Turia
Turia (You cannot step into the same river twice)
Changes in the physiognomy of the rivers in Spain have been vertiginous over the last one hundred years, due to new industrial and demographic necessities, and favored by political interests, which have promoted architectural projects as a symbol of power and progress.
In the Turia river, some of these changes have been extraordinary and have converted the river, from its source to its mouth, into a protagonist and witness of the political models, economical changes, and social development, occurred in the contemporary history of the region.
Located in the east of the Iberian Peninsula, the Turia river springs in the mountain ranges and flows across a rural environment throughout towns and villages. Downstream, there are two big reservoirs-fetish construction that characterized Franco’s dictatorship. In the 60’s, the course of the Turia was diverted, leaving Valencia, the Turia’s capital, without its river.
Nowadays, a zoo, football pitches, an opera theater, and the biggest aquarium of Europe, join together without complexes over the former course crossing the city to end in La Ciudad de las Artes y las Ciencias, an architectural complex with futuristic aesthetics and pharaonic dimensions that completes the extraordinary metamorphosis of the landscape.
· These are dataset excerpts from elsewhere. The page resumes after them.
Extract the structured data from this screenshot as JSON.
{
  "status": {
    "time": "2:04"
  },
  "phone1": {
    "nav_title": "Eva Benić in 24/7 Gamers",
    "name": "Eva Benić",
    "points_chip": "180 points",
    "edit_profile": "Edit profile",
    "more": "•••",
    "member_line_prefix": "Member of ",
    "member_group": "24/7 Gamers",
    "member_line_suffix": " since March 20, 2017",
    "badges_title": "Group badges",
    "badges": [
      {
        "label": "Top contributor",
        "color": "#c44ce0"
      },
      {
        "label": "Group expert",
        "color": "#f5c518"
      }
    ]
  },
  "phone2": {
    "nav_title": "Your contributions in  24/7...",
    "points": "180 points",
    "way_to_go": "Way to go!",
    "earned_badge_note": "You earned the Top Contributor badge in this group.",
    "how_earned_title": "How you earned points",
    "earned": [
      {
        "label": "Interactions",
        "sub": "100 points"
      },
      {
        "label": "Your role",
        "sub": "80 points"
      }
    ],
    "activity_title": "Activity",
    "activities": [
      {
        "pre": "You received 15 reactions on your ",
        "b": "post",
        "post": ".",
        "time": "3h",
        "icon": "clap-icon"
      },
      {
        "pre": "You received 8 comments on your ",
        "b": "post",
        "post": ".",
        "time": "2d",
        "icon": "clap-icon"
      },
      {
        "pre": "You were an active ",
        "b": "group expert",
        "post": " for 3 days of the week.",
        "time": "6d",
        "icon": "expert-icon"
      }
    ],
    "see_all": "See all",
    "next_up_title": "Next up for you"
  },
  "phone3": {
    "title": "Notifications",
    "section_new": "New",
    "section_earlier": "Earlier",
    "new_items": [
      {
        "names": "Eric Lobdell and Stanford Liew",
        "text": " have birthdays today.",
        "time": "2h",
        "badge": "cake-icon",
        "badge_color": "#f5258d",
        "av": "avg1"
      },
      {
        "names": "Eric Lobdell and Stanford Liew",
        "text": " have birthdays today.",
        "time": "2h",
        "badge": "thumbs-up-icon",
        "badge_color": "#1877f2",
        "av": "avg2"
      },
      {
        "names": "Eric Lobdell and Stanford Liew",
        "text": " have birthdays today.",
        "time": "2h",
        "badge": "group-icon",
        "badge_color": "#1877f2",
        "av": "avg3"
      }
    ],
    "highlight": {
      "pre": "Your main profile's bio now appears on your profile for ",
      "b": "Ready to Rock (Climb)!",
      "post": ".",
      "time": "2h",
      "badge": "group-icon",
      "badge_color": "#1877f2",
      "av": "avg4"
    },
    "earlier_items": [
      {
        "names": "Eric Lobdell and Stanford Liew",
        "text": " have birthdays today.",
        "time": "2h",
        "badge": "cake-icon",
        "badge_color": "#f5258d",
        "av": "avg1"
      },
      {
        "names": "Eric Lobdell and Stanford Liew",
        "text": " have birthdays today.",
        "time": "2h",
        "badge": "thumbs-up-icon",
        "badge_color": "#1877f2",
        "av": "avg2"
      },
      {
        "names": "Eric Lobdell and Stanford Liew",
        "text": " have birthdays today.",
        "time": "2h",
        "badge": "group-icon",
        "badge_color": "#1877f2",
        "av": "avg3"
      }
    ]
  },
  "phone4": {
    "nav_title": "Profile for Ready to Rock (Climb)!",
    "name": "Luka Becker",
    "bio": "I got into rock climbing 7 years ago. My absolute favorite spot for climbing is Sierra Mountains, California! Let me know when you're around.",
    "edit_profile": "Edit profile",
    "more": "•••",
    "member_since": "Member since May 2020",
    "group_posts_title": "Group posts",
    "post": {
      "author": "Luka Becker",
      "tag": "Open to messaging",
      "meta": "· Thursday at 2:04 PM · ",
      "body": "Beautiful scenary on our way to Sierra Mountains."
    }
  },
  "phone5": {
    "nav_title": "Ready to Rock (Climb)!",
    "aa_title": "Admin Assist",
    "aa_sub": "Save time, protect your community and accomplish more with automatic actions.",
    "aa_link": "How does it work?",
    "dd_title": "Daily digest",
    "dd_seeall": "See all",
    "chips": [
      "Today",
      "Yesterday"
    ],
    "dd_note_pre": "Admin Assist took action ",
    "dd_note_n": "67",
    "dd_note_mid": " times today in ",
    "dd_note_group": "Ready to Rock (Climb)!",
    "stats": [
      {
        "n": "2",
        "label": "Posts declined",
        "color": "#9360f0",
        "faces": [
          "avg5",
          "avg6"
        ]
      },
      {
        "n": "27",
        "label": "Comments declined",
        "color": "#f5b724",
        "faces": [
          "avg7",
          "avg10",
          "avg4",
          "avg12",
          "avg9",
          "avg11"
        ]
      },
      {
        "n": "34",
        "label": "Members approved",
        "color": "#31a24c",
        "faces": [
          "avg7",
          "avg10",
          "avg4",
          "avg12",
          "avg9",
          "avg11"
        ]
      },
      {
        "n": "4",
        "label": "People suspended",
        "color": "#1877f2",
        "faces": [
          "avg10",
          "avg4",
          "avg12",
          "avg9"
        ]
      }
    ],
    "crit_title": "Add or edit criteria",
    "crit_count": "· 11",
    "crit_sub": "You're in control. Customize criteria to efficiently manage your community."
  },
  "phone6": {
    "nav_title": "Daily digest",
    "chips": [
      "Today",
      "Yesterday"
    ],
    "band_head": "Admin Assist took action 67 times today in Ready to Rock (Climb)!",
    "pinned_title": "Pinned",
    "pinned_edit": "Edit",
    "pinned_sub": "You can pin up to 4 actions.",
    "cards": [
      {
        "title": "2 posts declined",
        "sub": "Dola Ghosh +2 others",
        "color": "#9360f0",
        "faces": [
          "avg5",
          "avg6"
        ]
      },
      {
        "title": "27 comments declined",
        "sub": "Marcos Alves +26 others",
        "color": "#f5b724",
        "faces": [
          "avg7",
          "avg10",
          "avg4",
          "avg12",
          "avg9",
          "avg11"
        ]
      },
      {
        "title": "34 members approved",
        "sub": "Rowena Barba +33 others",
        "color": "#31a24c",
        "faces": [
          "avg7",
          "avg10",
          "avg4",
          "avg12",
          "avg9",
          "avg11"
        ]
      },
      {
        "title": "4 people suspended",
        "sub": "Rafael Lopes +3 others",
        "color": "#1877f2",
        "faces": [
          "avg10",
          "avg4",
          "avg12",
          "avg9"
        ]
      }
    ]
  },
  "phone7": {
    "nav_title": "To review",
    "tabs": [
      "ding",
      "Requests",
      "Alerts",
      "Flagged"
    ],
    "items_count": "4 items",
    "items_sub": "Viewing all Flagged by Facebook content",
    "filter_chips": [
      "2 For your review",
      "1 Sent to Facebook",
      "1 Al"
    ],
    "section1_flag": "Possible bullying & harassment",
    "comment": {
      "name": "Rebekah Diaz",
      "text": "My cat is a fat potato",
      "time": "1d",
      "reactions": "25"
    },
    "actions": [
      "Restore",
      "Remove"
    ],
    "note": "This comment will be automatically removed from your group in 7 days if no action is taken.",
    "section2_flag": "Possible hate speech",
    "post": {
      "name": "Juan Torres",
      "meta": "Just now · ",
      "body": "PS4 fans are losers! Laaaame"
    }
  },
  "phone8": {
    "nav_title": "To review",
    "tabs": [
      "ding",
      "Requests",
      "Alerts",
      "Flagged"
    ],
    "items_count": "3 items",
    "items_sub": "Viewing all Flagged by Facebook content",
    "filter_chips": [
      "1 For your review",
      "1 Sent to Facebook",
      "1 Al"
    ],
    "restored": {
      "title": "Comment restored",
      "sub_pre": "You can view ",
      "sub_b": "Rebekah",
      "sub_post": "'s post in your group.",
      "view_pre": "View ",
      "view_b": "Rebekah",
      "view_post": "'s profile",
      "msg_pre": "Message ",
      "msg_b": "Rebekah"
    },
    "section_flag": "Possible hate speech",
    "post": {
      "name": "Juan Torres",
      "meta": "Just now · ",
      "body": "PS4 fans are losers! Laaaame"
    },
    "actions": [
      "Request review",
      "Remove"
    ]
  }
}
Because of its features, the Turia river becomes a space of reflection and summarizes, like no other, the idiosyncrasy of the nation, reflecting success, failures, dreams, complexities, miseries and richness. Here, the political power has determined the contemporary concept of progress and the river is presented not only as a metaphor but also as evidence of constant change; a strange condition that invites the people to assume a blurred past, a disconcerting present and an uncertain future.